For quite a while I am having the problem that copying and searching from my PDFs is a bit difficult as ligatures are not properly translated. I am using XeLaTeX with Libertine/Biolinum.
I am a simple user, so I tried workarounds I found on the internet (Make ligatures in Linux Libertine copyable (and searchable) – \pdfglyphtounicode with XeTeX – Can PDF search find words with ligatures in XeLaTeX-documents?) but all of this doesn't work.
Here's my MWE
%!TEX TS-program = xelatex
%!TEX encoding = UTF-8 Unicode
\documentclass{scrreprt}
\usepackage{fontspec}
%\defaultfontfeatures{Ligatures=Historic}
%\setmainfont{Linux Libertine O}
\usepackage{libertine}
\begin{document}
fluffier soufflé fisticuffs fb fh ffh fj ffj fk ffk ft fft tt Qu Th ch ck ct
\end{document}
Which renders
u er sou é sticu s ch ck ct
for the above and
u er sou é icu s ch ck
when I use the historic ligatures.
Using \input{glyphtounicode}
workaround I get:
Undefined control sequence.
l.7 \pdfglyphtounicode{A}{0041}
Using \usepackage[t1]{fontenc}
I get:
/usr/local/texlive/2014/texmf-dist/tex/latex/base/fontenc.sty:100: LaTeX Error: Encoding scheme `t1' unknown.

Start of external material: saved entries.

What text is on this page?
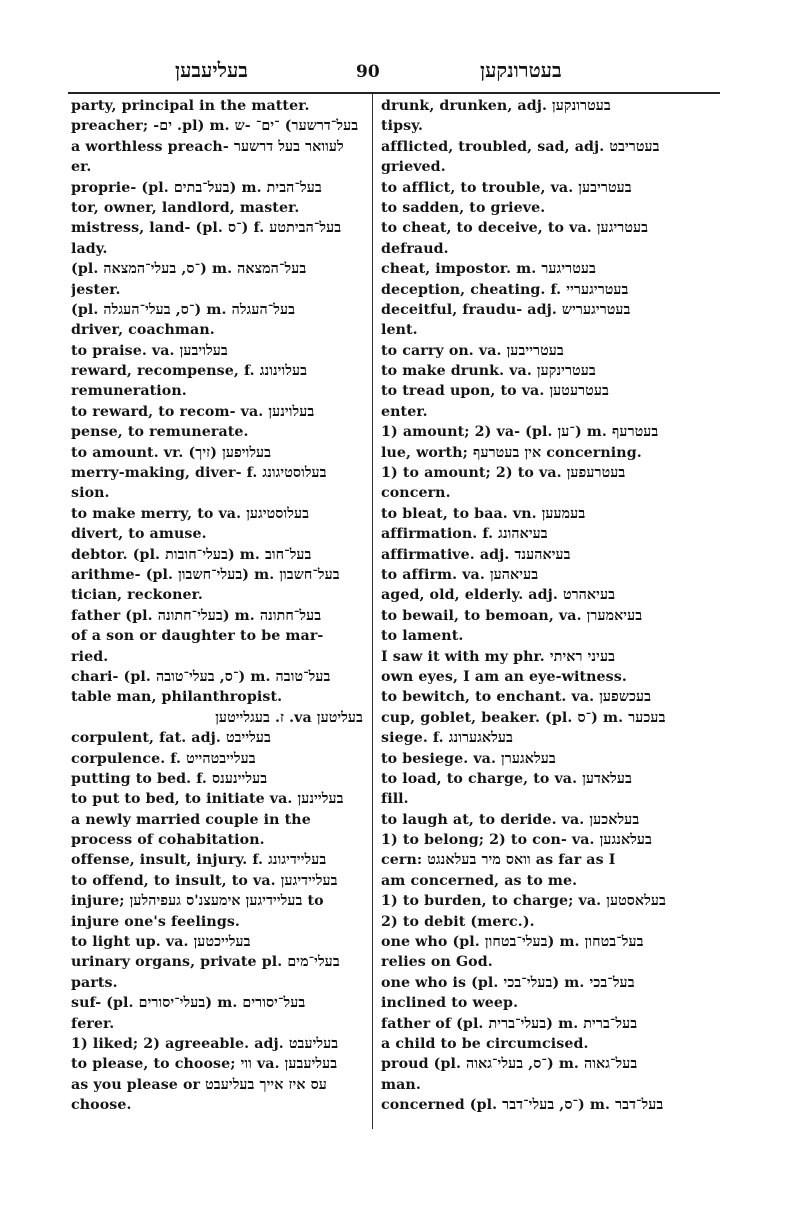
בעליעבען	90	בעטרונקען
party, principal in the matter.
preacher; -ים .pl) m. בעל־דרשער) ־ים־ -ש
a worthless preach- לעוואר בעל דרשער
er.
proprie- (pl. בעל־בתים) m. בעל־הבית
tor, owner, landlord, master.
mistress, land- (pl. ־ס) f. בעל־הביתטע
lady.
(pl. ־ס, בעלי־המצאה) m. בעל־המצאה
jester.
(pl. ־ס, בעלי־העגלה) m. בעל־העגלה
driver, coachman.
to praise. va. בעלויבען
reward, recompense, f. בעלוינונג
remuneration.
to reward, to recom- va. בעלוינען
pense, to remunerate.
to amount. vr. (זיך) בעלויפען
merry-making, diver- f. בעלוסטיגונג
sion.
to make merry, to va. בעלוסטיגען
divert, to amuse.
debtor. (pl. בעלי־חובות) m. בעל־חוב
arithme- (pl. בעלי־חשבון) m. בעל־חשבון
tician, reckoner.
father (pl. בעלי־חתונה) m. בעל־חתונה
of a son or daughter to be mar-
ried.
chari- (pl. ־ס, בעלי־טובה) m. בעל־טובה
table man, philanthropist.
בעליטען va. ז. בעגלייטען
corpulent, fat. adj. בעלייבט
corpulence. f. בעלייבטהייט
putting to bed. f. בעליינענס
to put to bed, to initiate va. בעליינען
a newly married couple in the
process of cohabitation.
offense, insult, injury. f. בעליידיגונג
to offend, to insult, to va. בעליידיגען
injure; בעליידיגען אימעצנ'ס געפיהלען to
injure one's feelings.
to light up. va. בעלייכטען
urinary organs, private pl. בעלי־מים
parts.
suf- (pl. בעלי־יסורים) m. בעל־יסורים
ferer.
1) liked; 2) agreeable. adj. בעליעבט
to please, to choose; ווי va. בעליעבען
as you please or עס איז אייך בעליעבט
choose.
drunk, drunken, adj. בעטרונקען
tipsy.
afflicted, troubled, sad, adj. בעטריבט
grieved.
to afflict, to trouble, va. בעטריבען
to sadden, to grieve.
to cheat, to deceive, to va. בעטריגען
defraud.
cheat, impostor. m. בעטריגער
deception, cheating. f. בעטריגעריי
deceitful, fraudu- adj. בעטריגעריש
lent.
to carry on. va. בעטרייבען
to make drunk. va. בעטרינקען
to tread upon, to va. בעטרעטען
enter.
1) amount; 2) va- (pl. ־ען) m. בעטרעף
lue, worth; אין בעטרעף concerning.
1) to amount; 2) to va. בעטרעפען
concern.
to bleat, to baa. vn. בעמעען
affirmation. f. בעיאהונג
affirmative. adj. בעיאהענד
to affirm. va. בעיאהען
aged, old, elderly. adj. בעיאהרט
to bewail, to bemoan, va. בעיאמערן
to lament.
I saw it with my phr. בעיני ראיתי
own eyes, I am an eye-witness.
to bewitch, to enchant. va. בעכשפען
cup, goblet, beaker. (pl. ־ס) m. בעכער
siege. f. בעלאגערונג
to besiege. va. בעלאגערן
to load, to charge, to va. בעלאדען
fill.
to laugh at, to deride. va. בעלאכען
1) to belong; 2) to con- va. בעלאנגען
cern: וואס מיר בעלאנגט as far as I
am concerned, as to me.
1) to burden, to charge; va. בעלאסטען
2) to debit (merc.).
one who (pl. בעלי־בטחון) m. בעל־בטחון
relies on God.
one who is (pl. בעלי־בכי) m. בעל־בכי
inclined to weep.
father of (pl. בעלי־ברית) m. בעל־ברית
a child to be circumcised.
proud (pl. ־ס, בעלי־גאוה) m. בעל־גאוה
man.
concerned (pl. ־ס, בעלי־דבר) m. בעל־דבר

See the LaTeX manual or LaTeX Companion for explanation.
Type H for immediate help.
l.100 \fontencoding\encodingdefault\selectfont
Experimenting with other fonts shows very mixed results, so while it's obviously possible that the problem is in the fonts, is there something, anything, I can do to work around this and still keep ligatures?
Something like the above-mentioned
\input{glyphtounicode}
\pdfglyphtounicode{f_f}{FB00}
where I could "translate" the ligatures by hand – the above doesn't work for me, though.
Best Answer
Try adding
\XeTeXgenerateactualtext=1
at the start of your document.(IIRC, I think this requires XeTeX from TeX Live 2016 or later, or an equivalent from other distributions such as MikTeX; and the result of copy/paste will also depend on the PDF reader used, as not all PDF viewers support ActualText annotations.)